Meta has unveiled Llama 3, the latest generation of its family of open weights large language models. It is currently available in 8B and 70B parameter sizes and pre-trained or instruction-tuned.
- Instruction-tuned is fine-tuned for chat/dialogue use cases.
- Pre-trained is the base model.
N.B. The 8B parameter model is about 4GB, while the 70B is about 40GB.
In this article, we'll provide a detailed guide about how you can run the models locally.
Option 1: Use Ollama
Platforms Supported: MacOS, Ubuntu, Windows (preview)
Ollama is one of the easiest ways for you to run Llama 3 locally. Simply download the application here, and run one the following command in your CLI.
ollama run llama3
This will download the Llama 3 8B instruct model.

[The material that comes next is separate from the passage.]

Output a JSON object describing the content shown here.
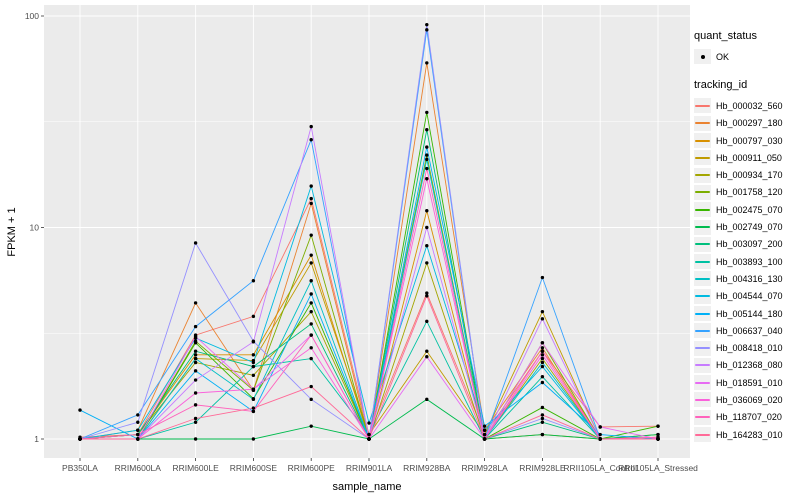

You can optionally provide a tag, but if you don't it will default to latest. The tag is used to identify a specific version. For example you can run:
ollama run llama3:70b-text
ollama run llama3:70b-instruct
🎉 Congrats, you can now access the model via your CLI. 👍🏾
If you want a chatbot UI (like ChatGPT), you'll need to do a bit more work. One option is the Open WebUI project:
Download OpenWebUI (formerly Ollama WebUI) here. It's a feature-filled and friendly self-hosted web UI. I recommend you use docker and set up a container using the following command:
docker run -d -p 3000:8080 --add-host=host.docker.internal:host-gateway -v open-webui:/app/backend/data --name open-webui --restart always ghcr.io/open-webui/open-webui:main
After installation, you can access Open WebUI at http://localhost:3000. For other installation mehods, see the Readme.
N.B. You can also look into Chatbot Ollama or Chatbot UI.
Option 2: Use LM Studio
Platforms Supported: MacOS, Ubuntu, Windows
LM Studio is made possible thanks to the llama.cpp project and supports any ggml Llama, MPT, and StarCoder model on Hugging Face. Download the application here and note the system requirements.
N.B. LM Studio has a built in chat interface and other features.
Option 3: GPT4All
Platforms Supported: MacOS, Ubuntu, Windows
Simply download the application here and install it like you would.